English professor puts his own spin on the Farmer’s Almanac

February 20, 2013

Over the past decade, Associate English Professor Chris Fink wrote a set of stories about farms and small towns in Wisconsin. The challenge, however, was to find an organizing principle−that is, until he thought of the Farmer’s Almanac.

Chris Fink 

“When I hit on the idea to call it Farmer’s Almanac is really when the work came together,” Fink says. “The idea allowed me to put these stories, that might not otherwise look like they belong in the same book, together,” he said.
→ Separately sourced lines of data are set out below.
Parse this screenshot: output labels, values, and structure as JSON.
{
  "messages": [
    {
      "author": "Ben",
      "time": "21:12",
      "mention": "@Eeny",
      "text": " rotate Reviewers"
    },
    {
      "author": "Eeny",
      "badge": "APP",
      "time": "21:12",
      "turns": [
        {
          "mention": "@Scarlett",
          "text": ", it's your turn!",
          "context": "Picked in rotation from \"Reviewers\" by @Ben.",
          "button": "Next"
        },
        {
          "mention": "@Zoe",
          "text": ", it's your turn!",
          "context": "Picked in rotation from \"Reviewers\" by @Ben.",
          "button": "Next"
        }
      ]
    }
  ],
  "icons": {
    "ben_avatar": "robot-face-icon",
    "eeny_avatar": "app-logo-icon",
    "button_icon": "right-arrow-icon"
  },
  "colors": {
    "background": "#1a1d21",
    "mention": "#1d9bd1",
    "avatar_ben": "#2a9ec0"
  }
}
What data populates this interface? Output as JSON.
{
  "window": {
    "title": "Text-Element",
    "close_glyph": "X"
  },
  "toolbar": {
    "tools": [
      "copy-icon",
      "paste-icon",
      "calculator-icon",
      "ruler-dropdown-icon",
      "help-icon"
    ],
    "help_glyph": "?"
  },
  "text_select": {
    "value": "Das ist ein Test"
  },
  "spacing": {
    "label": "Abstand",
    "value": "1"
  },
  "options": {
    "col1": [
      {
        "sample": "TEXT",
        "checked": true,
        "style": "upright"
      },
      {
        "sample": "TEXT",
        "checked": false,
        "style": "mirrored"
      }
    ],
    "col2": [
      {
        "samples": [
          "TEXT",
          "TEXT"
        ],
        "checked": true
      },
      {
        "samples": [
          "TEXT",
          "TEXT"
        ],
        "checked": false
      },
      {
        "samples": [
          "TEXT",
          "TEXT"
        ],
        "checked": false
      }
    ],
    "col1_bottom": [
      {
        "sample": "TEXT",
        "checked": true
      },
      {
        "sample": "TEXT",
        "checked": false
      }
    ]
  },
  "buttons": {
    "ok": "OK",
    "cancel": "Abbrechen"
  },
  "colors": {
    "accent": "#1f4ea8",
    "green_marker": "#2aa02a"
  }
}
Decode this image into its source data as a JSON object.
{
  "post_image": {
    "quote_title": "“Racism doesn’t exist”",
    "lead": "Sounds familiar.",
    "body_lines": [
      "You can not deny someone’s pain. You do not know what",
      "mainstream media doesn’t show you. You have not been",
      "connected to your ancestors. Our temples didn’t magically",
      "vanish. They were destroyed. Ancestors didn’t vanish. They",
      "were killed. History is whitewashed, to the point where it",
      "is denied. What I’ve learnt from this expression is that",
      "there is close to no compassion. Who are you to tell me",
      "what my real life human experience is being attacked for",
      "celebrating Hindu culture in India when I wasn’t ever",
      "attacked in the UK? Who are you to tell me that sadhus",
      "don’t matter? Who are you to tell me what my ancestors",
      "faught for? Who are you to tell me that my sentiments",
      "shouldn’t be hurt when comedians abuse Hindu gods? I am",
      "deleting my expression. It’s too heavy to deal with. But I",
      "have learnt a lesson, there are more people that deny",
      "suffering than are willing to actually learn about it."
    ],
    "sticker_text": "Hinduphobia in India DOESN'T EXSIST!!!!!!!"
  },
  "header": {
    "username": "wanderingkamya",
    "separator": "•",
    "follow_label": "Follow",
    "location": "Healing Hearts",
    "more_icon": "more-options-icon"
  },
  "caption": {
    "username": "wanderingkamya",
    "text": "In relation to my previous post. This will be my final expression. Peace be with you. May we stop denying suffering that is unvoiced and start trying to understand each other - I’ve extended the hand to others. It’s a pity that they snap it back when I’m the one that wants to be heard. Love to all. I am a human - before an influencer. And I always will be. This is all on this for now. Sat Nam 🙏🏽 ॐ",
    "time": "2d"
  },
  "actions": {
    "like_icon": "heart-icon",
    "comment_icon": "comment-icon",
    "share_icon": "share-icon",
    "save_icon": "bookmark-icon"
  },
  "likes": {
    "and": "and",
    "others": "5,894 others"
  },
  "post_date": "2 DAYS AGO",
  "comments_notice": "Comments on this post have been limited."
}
In other words, the stories hadn’t changed−just the packaging.

Fink’s book, also called Farmer’s Almanac, is divided up into sections that can be found in the annual farmers’ publication such as Long-Range Forecast, Animal Husbandry, and Hunting and Trapping. He also starts off each section with a quote from a past almanac.

Using section names from the Farmer’s Almanac is meant to be tongue-in-cheek, says Fink, who calls his book “an ironic recasting” of the longtime handbook for rural living.

Chris Fink sources 

Farmer’s Almanac will be released on Tuesday, March 12 by Emergency Press. A book launch is scheduled for Friday, April 26 at Boswell Book Company, 2559 N. Downer Ave., in Milwaukee.

Described as more Orwell than Rockwell, the rural stories take place in two small towns in the mythical Odette County, Wis. Like Winesburg, Ohio and The Things They Carried, the stories in Farmer’s Almanac are linked by similar locales and reappearing characters. Since it is in between a novel and a story collection, the genre is dubbed a work of fiction.

“These stories are regional with working-class themes. I consider this my subject. These are my people,” Fink says. “I think it will be of interest to people who have roots in the Midwest.”

Next up, Fink is working on another collection of short stories as well as a novel.